Roger Nelson , Art & Market , October 19, 2023
(Guided by and departing from the ideas of Araya Rasdjarmrearnsook and Mieke Bal,) this exhibition reckons with artmaking as a practice of thinking. How does art think about other art? And about narrative? And about time?
 
Artworks tell stories, sometimes, and sometimes these stories are taken from elsewhere: from other artworks, from literary sources, from the media or from movies. Narratives are transformed by sliding between makers and gliding between different historical moments and political contexts. What kind of image-thinking happens during these processes?
 
Perhaps we can think of artworks as unfaithful responses to and adaptations of literary and artistic precedents.
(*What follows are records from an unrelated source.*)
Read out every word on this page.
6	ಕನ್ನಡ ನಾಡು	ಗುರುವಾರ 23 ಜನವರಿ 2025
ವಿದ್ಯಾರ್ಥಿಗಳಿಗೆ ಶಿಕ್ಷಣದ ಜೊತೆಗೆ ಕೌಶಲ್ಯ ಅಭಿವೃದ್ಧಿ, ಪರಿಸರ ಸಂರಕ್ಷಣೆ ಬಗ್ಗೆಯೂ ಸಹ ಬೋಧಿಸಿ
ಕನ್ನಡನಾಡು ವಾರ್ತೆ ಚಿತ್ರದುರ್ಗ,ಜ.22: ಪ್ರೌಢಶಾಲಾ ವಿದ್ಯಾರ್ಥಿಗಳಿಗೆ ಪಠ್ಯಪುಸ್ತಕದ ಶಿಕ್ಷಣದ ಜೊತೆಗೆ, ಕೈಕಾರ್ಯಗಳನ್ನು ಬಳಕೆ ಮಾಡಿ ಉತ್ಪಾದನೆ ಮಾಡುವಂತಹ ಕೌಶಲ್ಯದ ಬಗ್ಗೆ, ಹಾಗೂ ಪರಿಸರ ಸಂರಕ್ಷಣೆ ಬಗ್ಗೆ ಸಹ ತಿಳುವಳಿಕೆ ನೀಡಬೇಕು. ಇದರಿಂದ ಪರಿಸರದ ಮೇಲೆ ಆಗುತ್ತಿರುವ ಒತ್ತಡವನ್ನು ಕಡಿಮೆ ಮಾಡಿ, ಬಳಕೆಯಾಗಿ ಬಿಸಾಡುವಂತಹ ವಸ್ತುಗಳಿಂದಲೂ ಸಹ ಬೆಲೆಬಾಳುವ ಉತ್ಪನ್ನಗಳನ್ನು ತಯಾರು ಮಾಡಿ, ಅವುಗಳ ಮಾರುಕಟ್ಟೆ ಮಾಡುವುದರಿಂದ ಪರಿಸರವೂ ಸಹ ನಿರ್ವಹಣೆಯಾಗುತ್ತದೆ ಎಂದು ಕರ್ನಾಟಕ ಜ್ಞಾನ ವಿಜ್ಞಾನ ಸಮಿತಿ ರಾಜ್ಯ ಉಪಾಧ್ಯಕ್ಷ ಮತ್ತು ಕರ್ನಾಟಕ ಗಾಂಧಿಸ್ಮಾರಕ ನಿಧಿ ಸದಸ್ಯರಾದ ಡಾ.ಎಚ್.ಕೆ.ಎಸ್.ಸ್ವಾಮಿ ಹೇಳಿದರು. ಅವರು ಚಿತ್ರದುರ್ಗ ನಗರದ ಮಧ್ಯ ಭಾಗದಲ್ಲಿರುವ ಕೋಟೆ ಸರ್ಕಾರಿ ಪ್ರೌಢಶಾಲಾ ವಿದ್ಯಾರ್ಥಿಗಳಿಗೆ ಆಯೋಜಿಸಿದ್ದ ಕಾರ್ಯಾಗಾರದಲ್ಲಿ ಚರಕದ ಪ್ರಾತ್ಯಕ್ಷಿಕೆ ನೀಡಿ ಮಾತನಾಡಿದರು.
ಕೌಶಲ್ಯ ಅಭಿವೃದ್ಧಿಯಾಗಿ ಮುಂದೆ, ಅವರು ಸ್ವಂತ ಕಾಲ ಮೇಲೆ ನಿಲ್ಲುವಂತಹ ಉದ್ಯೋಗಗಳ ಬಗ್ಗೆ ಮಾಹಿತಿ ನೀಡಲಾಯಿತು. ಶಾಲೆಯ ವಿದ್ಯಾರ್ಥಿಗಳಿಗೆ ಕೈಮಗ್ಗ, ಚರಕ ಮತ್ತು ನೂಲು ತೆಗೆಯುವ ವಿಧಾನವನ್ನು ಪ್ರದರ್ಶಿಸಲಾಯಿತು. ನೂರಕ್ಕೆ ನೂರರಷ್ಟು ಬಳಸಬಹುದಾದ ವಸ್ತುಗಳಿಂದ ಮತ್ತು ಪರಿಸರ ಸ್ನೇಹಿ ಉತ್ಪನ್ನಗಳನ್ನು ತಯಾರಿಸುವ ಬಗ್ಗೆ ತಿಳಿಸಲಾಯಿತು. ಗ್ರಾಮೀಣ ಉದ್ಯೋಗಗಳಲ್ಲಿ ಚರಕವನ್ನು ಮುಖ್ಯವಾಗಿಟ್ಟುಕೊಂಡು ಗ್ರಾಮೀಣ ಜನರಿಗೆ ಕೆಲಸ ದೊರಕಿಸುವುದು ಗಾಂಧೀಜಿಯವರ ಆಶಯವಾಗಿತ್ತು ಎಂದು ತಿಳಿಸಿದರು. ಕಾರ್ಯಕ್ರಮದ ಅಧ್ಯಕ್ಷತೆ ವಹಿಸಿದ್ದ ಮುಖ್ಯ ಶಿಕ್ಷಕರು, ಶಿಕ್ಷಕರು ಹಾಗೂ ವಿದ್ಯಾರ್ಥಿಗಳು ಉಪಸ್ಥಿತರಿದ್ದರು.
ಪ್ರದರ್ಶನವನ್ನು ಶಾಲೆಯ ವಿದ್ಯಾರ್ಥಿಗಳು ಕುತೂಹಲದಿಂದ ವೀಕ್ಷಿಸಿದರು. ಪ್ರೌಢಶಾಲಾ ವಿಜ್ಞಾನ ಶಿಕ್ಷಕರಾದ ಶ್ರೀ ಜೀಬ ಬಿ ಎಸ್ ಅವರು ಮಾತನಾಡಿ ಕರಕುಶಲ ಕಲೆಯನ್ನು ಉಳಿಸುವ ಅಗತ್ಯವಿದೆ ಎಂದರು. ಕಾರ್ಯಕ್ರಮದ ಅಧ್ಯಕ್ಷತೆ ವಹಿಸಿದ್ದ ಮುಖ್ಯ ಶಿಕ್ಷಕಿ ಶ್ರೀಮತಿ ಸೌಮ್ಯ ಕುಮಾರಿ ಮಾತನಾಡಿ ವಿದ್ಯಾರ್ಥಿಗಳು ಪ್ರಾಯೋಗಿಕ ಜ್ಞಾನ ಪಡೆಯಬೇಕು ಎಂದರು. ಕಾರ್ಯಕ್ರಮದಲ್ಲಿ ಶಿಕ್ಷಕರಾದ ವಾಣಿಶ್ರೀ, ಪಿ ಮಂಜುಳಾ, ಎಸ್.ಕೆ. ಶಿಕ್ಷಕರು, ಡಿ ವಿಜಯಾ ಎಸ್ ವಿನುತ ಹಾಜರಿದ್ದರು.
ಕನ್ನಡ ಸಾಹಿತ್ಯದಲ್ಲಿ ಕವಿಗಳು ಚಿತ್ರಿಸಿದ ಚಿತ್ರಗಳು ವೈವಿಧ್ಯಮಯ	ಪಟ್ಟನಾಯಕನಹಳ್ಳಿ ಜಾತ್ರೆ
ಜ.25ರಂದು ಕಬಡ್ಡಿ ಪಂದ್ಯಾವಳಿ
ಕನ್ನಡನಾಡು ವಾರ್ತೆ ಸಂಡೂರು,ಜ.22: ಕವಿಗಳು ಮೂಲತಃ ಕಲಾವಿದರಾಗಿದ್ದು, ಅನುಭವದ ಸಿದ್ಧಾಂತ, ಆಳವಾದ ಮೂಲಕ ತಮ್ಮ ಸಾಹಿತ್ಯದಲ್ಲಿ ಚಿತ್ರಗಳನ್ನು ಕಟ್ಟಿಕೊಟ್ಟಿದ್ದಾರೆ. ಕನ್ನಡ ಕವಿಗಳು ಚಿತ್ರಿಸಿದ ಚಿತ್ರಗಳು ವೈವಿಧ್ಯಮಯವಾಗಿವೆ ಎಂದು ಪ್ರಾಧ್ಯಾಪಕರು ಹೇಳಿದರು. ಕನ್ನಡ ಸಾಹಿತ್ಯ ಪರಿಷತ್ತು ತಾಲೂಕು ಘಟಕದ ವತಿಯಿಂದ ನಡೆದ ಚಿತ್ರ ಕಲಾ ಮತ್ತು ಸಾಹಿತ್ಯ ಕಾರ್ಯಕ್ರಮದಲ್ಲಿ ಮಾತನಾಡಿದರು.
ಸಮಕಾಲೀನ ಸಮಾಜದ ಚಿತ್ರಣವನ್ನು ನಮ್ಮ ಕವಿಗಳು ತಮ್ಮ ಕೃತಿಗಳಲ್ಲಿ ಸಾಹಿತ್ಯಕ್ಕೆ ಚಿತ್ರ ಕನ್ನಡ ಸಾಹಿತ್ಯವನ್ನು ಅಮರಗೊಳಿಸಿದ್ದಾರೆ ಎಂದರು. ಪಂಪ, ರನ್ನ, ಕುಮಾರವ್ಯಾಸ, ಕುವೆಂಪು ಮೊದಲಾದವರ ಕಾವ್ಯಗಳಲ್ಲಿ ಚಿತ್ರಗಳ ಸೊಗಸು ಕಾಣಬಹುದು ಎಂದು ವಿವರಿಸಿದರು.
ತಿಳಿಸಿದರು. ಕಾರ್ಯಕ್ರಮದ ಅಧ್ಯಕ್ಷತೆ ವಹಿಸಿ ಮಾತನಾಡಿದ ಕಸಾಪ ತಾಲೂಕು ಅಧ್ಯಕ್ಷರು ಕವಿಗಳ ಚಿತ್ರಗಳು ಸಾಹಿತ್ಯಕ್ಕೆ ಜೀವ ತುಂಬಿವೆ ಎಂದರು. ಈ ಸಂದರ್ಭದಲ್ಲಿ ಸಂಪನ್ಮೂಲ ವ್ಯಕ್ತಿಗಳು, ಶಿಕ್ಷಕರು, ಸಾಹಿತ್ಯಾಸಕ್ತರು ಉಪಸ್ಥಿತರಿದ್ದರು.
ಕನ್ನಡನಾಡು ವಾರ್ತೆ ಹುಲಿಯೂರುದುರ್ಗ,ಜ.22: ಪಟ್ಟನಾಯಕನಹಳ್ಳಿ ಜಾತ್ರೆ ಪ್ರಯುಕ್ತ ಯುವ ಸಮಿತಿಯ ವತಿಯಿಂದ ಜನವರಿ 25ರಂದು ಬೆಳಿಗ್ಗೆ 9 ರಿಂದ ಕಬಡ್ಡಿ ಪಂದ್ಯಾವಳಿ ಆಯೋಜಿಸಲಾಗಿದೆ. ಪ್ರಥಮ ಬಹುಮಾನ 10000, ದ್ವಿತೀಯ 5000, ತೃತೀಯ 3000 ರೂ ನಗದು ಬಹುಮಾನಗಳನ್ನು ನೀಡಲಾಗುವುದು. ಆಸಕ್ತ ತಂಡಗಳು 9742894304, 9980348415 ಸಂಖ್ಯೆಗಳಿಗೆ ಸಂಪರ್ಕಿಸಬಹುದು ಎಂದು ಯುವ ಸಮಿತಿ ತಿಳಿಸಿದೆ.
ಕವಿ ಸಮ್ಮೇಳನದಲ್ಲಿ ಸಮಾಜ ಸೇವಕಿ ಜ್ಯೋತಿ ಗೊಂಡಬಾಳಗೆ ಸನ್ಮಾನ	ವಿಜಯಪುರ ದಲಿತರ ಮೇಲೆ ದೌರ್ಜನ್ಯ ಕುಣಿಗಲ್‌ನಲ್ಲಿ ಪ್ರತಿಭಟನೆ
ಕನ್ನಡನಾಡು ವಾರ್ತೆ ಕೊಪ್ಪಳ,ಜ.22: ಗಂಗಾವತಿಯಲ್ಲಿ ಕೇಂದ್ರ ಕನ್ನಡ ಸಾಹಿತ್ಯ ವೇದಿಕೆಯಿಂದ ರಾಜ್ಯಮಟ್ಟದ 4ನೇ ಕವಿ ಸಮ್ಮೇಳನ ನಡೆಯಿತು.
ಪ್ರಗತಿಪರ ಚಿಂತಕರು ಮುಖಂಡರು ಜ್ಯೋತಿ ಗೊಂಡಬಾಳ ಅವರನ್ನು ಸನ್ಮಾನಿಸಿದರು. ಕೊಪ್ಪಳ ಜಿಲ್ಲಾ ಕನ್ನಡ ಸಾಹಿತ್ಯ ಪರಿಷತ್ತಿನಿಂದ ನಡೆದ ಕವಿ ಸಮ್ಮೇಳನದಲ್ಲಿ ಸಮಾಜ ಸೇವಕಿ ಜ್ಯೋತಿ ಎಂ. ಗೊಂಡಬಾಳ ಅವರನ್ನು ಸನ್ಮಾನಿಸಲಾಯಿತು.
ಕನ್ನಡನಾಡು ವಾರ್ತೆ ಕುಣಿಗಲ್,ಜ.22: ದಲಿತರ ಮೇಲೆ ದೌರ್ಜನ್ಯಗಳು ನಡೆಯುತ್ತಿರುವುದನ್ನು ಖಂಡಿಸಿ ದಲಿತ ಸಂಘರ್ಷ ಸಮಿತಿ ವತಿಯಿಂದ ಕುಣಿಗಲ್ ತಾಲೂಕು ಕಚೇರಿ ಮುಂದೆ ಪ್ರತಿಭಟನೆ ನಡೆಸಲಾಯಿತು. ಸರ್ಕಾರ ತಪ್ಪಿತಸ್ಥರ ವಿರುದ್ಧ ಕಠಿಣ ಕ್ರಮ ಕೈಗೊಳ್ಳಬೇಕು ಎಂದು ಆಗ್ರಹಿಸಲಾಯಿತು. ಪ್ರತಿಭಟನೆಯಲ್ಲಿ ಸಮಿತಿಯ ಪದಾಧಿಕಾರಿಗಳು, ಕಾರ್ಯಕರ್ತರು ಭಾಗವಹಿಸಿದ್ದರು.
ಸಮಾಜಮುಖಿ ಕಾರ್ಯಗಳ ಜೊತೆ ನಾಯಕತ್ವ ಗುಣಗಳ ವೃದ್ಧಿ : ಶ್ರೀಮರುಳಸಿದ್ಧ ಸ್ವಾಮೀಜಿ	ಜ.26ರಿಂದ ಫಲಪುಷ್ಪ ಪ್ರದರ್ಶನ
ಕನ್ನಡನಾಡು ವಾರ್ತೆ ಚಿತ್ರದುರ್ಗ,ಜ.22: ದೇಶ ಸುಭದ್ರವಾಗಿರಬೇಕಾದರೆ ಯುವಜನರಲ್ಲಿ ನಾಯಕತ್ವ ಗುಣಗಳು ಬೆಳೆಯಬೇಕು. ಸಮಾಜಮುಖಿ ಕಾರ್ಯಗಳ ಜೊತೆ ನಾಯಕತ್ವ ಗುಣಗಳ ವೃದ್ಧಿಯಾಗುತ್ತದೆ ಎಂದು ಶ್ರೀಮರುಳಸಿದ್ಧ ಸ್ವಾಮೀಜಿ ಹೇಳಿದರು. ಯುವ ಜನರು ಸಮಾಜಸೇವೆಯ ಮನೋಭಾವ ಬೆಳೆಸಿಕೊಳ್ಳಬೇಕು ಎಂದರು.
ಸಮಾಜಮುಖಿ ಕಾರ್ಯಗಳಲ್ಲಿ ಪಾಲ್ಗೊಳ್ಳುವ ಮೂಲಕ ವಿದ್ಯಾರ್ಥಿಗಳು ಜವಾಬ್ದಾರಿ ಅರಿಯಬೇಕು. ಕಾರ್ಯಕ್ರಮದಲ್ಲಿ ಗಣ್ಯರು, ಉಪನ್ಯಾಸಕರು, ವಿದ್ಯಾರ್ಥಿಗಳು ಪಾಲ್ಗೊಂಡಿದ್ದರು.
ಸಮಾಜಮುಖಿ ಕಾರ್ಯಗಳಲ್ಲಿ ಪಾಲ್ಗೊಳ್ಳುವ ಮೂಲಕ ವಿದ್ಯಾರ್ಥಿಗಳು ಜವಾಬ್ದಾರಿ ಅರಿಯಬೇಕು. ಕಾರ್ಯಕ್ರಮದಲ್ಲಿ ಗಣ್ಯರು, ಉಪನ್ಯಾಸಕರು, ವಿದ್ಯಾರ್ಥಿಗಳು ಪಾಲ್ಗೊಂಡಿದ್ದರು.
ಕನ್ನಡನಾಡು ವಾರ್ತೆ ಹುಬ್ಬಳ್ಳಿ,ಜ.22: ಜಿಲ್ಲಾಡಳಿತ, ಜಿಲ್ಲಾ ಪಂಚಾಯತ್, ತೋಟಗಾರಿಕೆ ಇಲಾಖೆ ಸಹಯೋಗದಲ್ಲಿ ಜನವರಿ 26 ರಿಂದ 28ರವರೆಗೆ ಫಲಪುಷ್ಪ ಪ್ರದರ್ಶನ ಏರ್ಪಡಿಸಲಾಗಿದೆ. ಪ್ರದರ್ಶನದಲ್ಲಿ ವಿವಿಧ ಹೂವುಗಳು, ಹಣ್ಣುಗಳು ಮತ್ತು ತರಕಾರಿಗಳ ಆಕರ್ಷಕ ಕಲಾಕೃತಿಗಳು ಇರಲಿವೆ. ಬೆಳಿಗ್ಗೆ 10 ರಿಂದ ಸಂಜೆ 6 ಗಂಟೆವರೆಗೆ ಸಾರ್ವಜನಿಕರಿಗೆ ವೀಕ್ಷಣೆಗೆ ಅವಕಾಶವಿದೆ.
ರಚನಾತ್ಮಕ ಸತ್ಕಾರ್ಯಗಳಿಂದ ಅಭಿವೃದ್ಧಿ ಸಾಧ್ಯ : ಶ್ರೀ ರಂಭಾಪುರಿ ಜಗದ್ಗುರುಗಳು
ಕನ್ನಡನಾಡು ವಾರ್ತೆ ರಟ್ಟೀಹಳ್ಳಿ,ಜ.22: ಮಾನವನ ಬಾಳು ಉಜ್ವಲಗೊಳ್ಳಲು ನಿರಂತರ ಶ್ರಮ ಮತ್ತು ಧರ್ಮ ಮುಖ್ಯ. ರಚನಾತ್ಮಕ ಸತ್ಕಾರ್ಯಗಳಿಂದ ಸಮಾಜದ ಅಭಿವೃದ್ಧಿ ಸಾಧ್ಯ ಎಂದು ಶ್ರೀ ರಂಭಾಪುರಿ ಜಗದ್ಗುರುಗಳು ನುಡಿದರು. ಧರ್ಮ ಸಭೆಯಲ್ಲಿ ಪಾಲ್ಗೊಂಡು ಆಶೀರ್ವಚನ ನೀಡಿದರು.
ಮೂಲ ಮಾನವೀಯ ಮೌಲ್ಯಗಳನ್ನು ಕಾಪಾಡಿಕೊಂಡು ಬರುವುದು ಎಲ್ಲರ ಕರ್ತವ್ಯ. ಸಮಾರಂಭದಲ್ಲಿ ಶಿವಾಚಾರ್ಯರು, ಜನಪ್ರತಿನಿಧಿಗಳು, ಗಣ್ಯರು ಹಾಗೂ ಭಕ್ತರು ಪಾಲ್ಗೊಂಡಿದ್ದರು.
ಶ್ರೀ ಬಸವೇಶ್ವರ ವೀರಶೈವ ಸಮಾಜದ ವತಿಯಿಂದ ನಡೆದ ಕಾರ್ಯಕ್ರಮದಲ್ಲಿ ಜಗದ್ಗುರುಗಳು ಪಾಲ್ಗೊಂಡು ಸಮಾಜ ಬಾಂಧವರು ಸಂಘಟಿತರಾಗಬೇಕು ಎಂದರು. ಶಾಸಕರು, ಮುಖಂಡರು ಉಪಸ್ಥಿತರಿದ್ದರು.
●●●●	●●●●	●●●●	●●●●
Perhaps the experience of time in artworks is not linear or cyclical, but instead like an octopus whose tentacles reach into every dimension. These tentacles encircle stories, transforming them into thought-images and devouring them.
 
The artworks in this exhibition comprise film and moving image, sound and installation, painting and text, seating and embroidery. They respond to sources including classical Thai poetry adapted from Javanese folk talks, and media images of the ongoing Ukraine war (for Araya Rasdjarmrearnsook), Greek mythology and Italian baroque painting (for Mieke Bal), Spanish plays adapted from other Spanish plays (for Ricardo de Baños and Alberto Marro), CCTV surveillance footage from a mall built on the site of a bombing (for CAMP), a 1938 Thai novel and its many cinematic versions (for Chulayarnnon Siriphol), the acoustic and poetic works of a nearly-forgotten historical figure from Johor Bahru recorded in 1917 and stored in a Berlin sound archive (for Fyerool Darma), a modular, abstract chair based on modular, abstract sculptures (for Thao Nguyen Phan’s remaking of designs by Diem Phung Thi), and a 1979 Chinese animation based on a novel that adapts ancient mythological tales that are Indic in origin (for Ian Tee). 
 
This is an excerpt from Roger Nelson’s curatorial essay published on the occasion of ‘The Unfaithful Octopus’.
 
The exhibition is on view from 12 October to 1 December 2023 at ADM Gallery, Singapore, and thereafter will travel to MAIIAM Contemporary Art Museum in Chiang Mai in early 2024.